Today, development funding has become more tied to corporations and private foundations, especially after the 2008 financial crisis. This means groups often have to accept money from companies or donors whose business models contribute to the very problems they are fighting, like exploitation or environmental harm. Less than 1% of this money goes directly to feminist and women's rights groups, especially those working with the most marginalized people. This forces activists into constant negotiations, balancing survival with their principles. Even big institutions like the UN now rely heavily on corporate-style funding, which risks shaping global priorities around the interests of powerful donors.

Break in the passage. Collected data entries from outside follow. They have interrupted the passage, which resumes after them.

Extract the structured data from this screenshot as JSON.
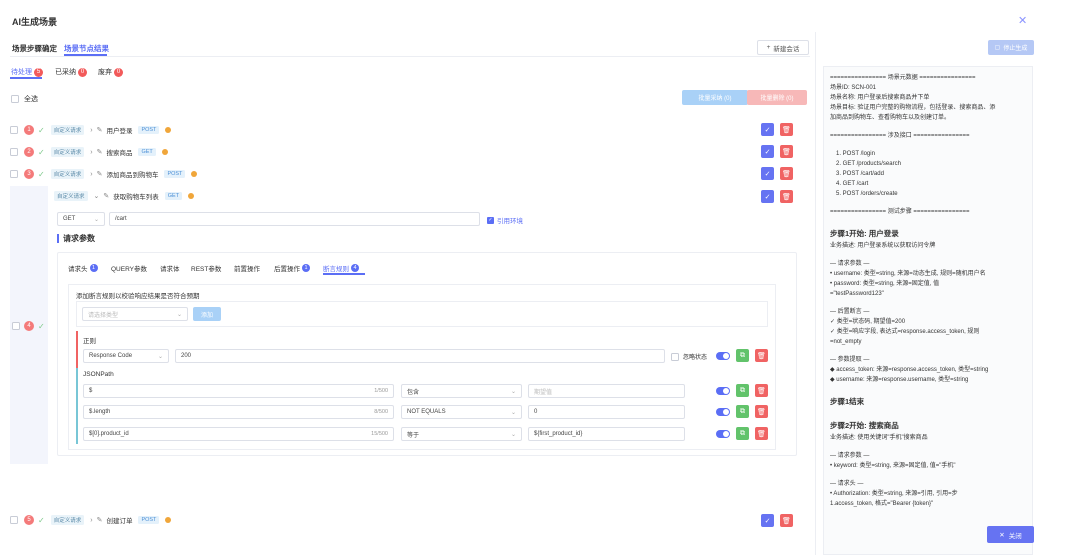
{
  "header": {
    "title": "AI生成场景"
  },
  "tabs": {
    "confirm": "场景步骤确定",
    "result": "场景节点结果",
    "new_session": "新建会话"
  },
  "status_tabs": [
    {
      "label": "待处理",
      "count": "5"
    },
    {
      "label": "已采纳",
      "count": "0"
    },
    {
      "label": "废弃",
      "count": "0"
    }
  ],
  "select_all": "全选",
  "bulk": {
    "adopt": "批量采纳 (0)",
    "delete": "批量删除 (0)"
  },
  "steps": [
    {
      "num": "1",
      "tag": "自定义请求",
      "name": "用户登录",
      "method": "POST"
    },
    {
      "num": "2",
      "tag": "自定义请求",
      "name": "搜索商品",
      "method": "GET"
    },
    {
      "num": "3",
      "tag": "自定义请求",
      "name": "添加商品到购物车",
      "method": "POST"
    },
    {
      "num": "4",
      "tag": "自定义请求",
      "name": "获取购物车列表",
      "method": "GET"
    },
    {
      "num": "5",
      "tag": "自定义请求",
      "name": "创建订单",
      "method": "POST"
    }
  ],
  "request": {
    "method": "GET",
    "url": "/cart",
    "use_env": "引用环境"
  },
  "params_title": "请求参数",
  "sub_tabs": [
    {
      "label": "请求头",
      "count": "1"
    },
    {
      "label": "QUERY参数",
      "count": ""
    },
    {
      "label": "请求体",
      "count": ""
    },
    {
      "label": "REST参数",
      "count": ""
    },
    {
      "label": "前置操作",
      "count": ""
    },
    {
      "label": "后置操作",
      "count": "1"
    },
    {
      "label": "断言规则",
      "count": "4"
    }
  ],
  "assertion": {
    "hint": "添加断言规则以校验响应结果是否符合预期",
    "type_placeholder": "请选择类型",
    "add": "添加",
    "regex_label": "正则",
    "rc_field": "Response Code",
    "rc_value": "200",
    "ignore_status": "忽略状态",
    "jsonpath_label": "JSONPath",
    "rows": [
      {
        "path": "$",
        "count": "1/500",
        "op": "包含",
        "value": "",
        "value_placeholder": "期望值"
      },
      {
        "path": "$.length",
        "count": "8/500",
        "op": "NOT EQUALS",
        "value": "0",
        "value_placeholder": ""
      },
      {
        "path": "$[0].product_id",
        "count": "15/500",
        "op": "等于",
        "value": "${first_product_id}",
        "value_placeholder": ""
      }
    ]
  },
  "right": {
    "stop_btn": "停止生成",
    "close_btn": "关闭",
    "lines": [
      {
        "t": "text",
        "v": "================ 场景元数据 ================"
      },
      {
        "t": "text",
        "v": "场景ID: SCN-001"
      },
      {
        "t": "text",
        "v": "场景名称: 用户登录后搜索商品并下单"
      },
      {
        "t": "text",
        "v": "场景目标: 验证用户完整的购物流程，包括登录、搜索商品、添"
      },
      {
        "t": "text",
        "v": "加商品到购物车、查看购物车以及创建订单。"
      },
      {
        "t": "blank",
        "v": ""
      },
      {
        "t": "text",
        "v": "================ 涉及接口 ================"
      },
      {
        "t": "blank",
        "v": ""
      },
      {
        "t": "li",
        "v": "1. POST /login"
      },
      {
        "t": "li",
        "v": "2. GET /products/search"
      },
      {
        "t": "li",
        "v": "3. POST /cart/add"
      },
      {
        "t": "li",
        "v": "4. GET /cart"
      },
      {
        "t": "li",
        "v": "5. POST /orders/create"
      },
      {
        "t": "blank",
        "v": ""
      },
      {
        "t": "text",
        "v": "================ 测试步骤 ================"
      },
      {
        "t": "blank",
        "v": ""
      },
      {
        "t": "h",
        "v": "步骤1开始: 用户登录"
      },
      {
        "t": "text",
        "v": "业务描述: 用户登录系统以获取访问令牌"
      },
      {
        "t": "blank",
        "v": ""
      },
      {
        "t": "text",
        "v": "— 请求参数 —"
      },
      {
        "t": "text",
        "v": "• username: 类型=string, 来源=动态生成, 规则=随机用户名"
      },
      {
        "t": "text",
        "v": "• password: 类型=string, 来源=固定值, 值"
      },
      {
        "t": "text",
        "v": "=\"testPassword123\""
      },
      {
        "t": "blank",
        "v": ""
      },
      {
        "t": "text",
        "v": "— 后置断言 —"
      },
      {
        "t": "text",
        "v": "✓ 类型=状态码, 期望值=200"
      },
      {
        "t": "text",
        "v": "✓ 类型=响应字段, 表达式=response.access_token, 规则"
      },
      {
        "t": "text",
        "v": "=not_empty"
      },
      {
        "t": "blank",
        "v": ""
      },
      {
        "t": "text",
        "v": "— 参数提取 —"
      },
      {
        "t": "text",
        "v": "◆ access_token: 来源=response.access_token, 类型=string"
      },
      {
        "t": "text",
        "v": "◆ username: 来源=response.username, 类型=string"
      },
      {
        "t": "blank",
        "v": ""
      },
      {
        "t": "h",
        "v": "步骤1结束"
      },
      {
        "t": "blank",
        "v": ""
      },
      {
        "t": "h",
        "v": "步骤2开始: 搜索商品"
      },
      {
        "t": "text",
        "v": "业务描述: 使用关键词\"手机\"搜索商品"
      },
      {
        "t": "blank",
        "v": ""
      },
      {
        "t": "text",
        "v": "— 请求参数 —"
      },
      {
        "t": "text",
        "v": "• keyword: 类型=string, 来源=固定值, 值=\"手机\""
      },
      {
        "t": "blank",
        "v": ""
      },
      {
        "t": "text",
        "v": "— 请求头 —"
      },
      {
        "t": "text",
        "v": "• Authorization: 类型=string, 来源=引用, 引用=步"
      },
      {
        "t": "text",
        "v": "1.access_token, 格式=\"Bearer {token}\""
      }
    ]
  }
}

Groups like Sulá Batsú in Costa Rica and APC WRP show two different approaches. Sulá Batsú accepts money from companies like Google only if it comes without conditions and fits their mission, while rejecting others like Coca-Cola or local agribusinesses that clash with their values. APC WRP, on the other hand, avoids corporate tech funding altogether but still works in global spaces where tech companies are present, while also giving small grants to grassroots feminist groups. In the end, the reality is complex: activists must make tough choices, sometimes entering "uneasy alliances", but always trying to set boundaries and push back. The bigger concern is how private money shapes large institutions like the UN, which influence global policies and power relations on a massive scale.
Conclusion: A Feminist Technological Otherwise
In 2021, Facebook whistleblower Frances Haugen confirmed what activists had long said: Facebook profits from harm, including hate, violence, and online abuse. This shows how capitalism, technology, and violence are deeply linked. Global development programs often reinforce these systems, especially in the Global South, by promoting "digital inclusion" while ignoring deeper injustices.

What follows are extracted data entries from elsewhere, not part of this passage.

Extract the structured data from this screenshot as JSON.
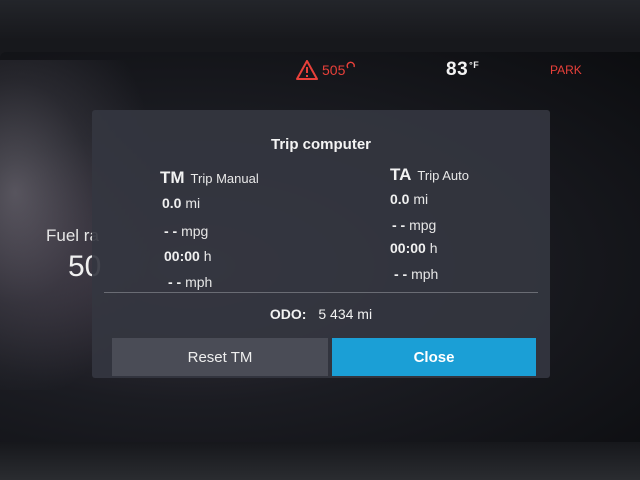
{
  "status_bar": {
    "warning_code": "505",
    "warning_color": "#e8403a",
    "temperature": "83",
    "temperature_unit": "°F",
    "gear": "PARK",
    "gear_color": "#e8403a"
  },
  "background": {
    "fuel_label": "Fuel ra",
    "fuel_value": "50"
  },
  "dialog": {
    "title": "Trip computer",
    "trip_manual": {
      "abbr": "TM",
      "label": "Trip Manual",
      "distance_value": "0.0",
      "distance_unit": "mi",
      "mpg_value": "- -",
      "mpg_unit": "mpg",
      "time_value": "00:00",
      "time_unit": "h",
      "speed_value": "- -",
      "speed_unit": "mph"
    },
    "trip_auto": {
      "abbr": "TA",
      "label": "Trip Auto",
      "distance_value": "0.0",
      "distance_unit": "mi",
      "mpg_value": "- -",
      "mpg_unit": "mpg",
      "time_value": "00:00",
      "time_unit": "h",
      "speed_value": "- -",
      "speed_unit": "mph"
    },
    "odometer": {
      "label": "ODO:",
      "value": "5 434",
      "unit": "mi"
    },
    "buttons": {
      "reset_label": "Reset TM",
      "close_label": "Close",
      "close_color": "#1b9fd6"
    }
  }
}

Two organizations, Sulá Batsú in Costa Rica and the APC WRP, challenge this by centering care, solidarity, and pleasure in their tech work with marginalized communities. They mix feminist principles with practical projects, while still having to navigate funding compromises and the pressures of corporate and state agendas.
Both groups show that inclusion is complicated. Being included can bring benefits, but it can also mean exploitation, surveillance, and harm. The "Third World Technological Woman" is celebrated for her skills and care, yet often faces violence, poverty, and displacement—sometimes caused by the very institutions promoting her.

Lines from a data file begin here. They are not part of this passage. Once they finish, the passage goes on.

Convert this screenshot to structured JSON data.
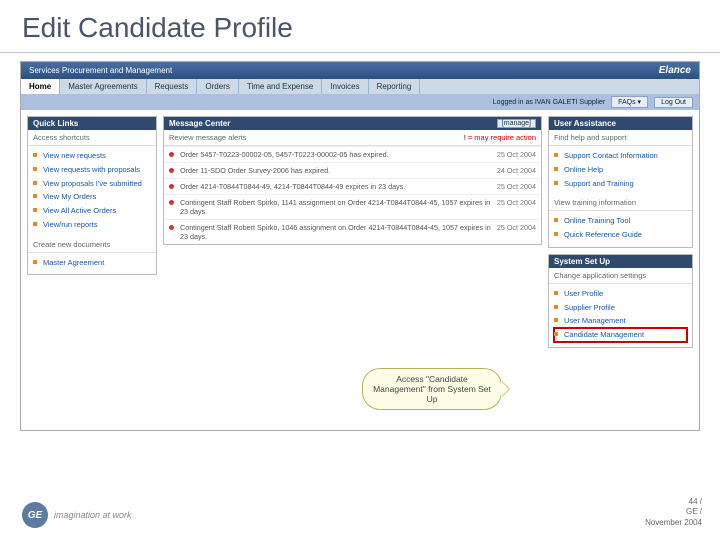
{
  "slide": {
    "title": "Edit Candidate Profile"
  },
  "header": {
    "app_title": "Services Procurement and Management",
    "logo": "Elance"
  },
  "tabs": [
    "Home",
    "Master Agreements",
    "Requests",
    "Orders",
    "Time and Expense",
    "Invoices",
    "Reporting"
  ],
  "subbar": {
    "logged_in": "Logged in as IVAN GALETI Supplier",
    "faq_label": "FAQs ▾",
    "logout_label": "Log Out"
  },
  "quick_links": {
    "title": "Quick Links",
    "subtitle": "Access shortcuts",
    "items": [
      "View new requests",
      "View requests with proposals",
      "View proposals I've submitted",
      "View My Orders",
      "View All Active Orders",
      "View/run reports"
    ],
    "section2_subtitle": "Create new documents",
    "section2_items": [
      "Master Agreement"
    ]
  },
  "message_center": {
    "title": "Message Center",
    "manage_label": "[manage]",
    "subtitle": "Review message alerts",
    "required_note": "! = may require action",
    "messages": [
      {
        "text": "Order 5457-T0223-00002-05, 5457-T0223-00002-05 has expired.",
        "date": "25 Oct 2004"
      },
      {
        "text": "Order 11-SDO Order Survey-2006 has expired.",
        "date": "24 Oct 2004"
      },
      {
        "text": "Order 4214-T0844T0844-49, 4214-T0844T0844-49 expires in 23 days.",
        "date": "25 Oct 2004"
      },
      {
        "text": "Contingent Staff Robert Spirko, 1141 assignment on Order 4214-T0844T0844-45, 1057 expires in 23 days.",
        "date": "25 Oct 2004"
      },
      {
        "text": "Contingent Staff Robert Spirko, 1046 assignment on Order 4214-T0844T0844-45, 1057 expires in 23 days.",
        "date": "25 Oct 2004"
      }
    ]
  },
  "user_assistance": {
    "title": "User Assistance",
    "subtitle": "Find help and support",
    "items": [
      "Support Contact Information",
      "Online Help",
      "Support and Training"
    ],
    "section2_subtitle": "View training information",
    "section2_items": [
      "Online Training Tool",
      "Quick Reference Guide"
    ]
  },
  "system_setup": {
    "title": "System Set Up",
    "subtitle": "Change application settings",
    "items": [
      "User Profile",
      "Supplier Profile",
      "User Management",
      "Candidate Management"
    ]
  },
  "callout": {
    "text": "Access \"Candidate Management\" from System Set Up"
  },
  "footer": {
    "logo_text": "GE",
    "tagline": "imagination at work",
    "line1": "44 /",
    "line2": "GE /",
    "line3": "November 2004"
  }
}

The author argues we must question the politics of inclusion, especially in unjust systems that "include" people while exploiting them. Digitalization depends on including bodies, data, and relationships into markets, but grassroots and feminist movements worldwide are building alternative visions, through community networks, cooperatives, justice-oriented tech, and mutual aid. These projects aren't perfect, but they offer hope, which, as Mariame Kaba says, is a discipline we must practice daily.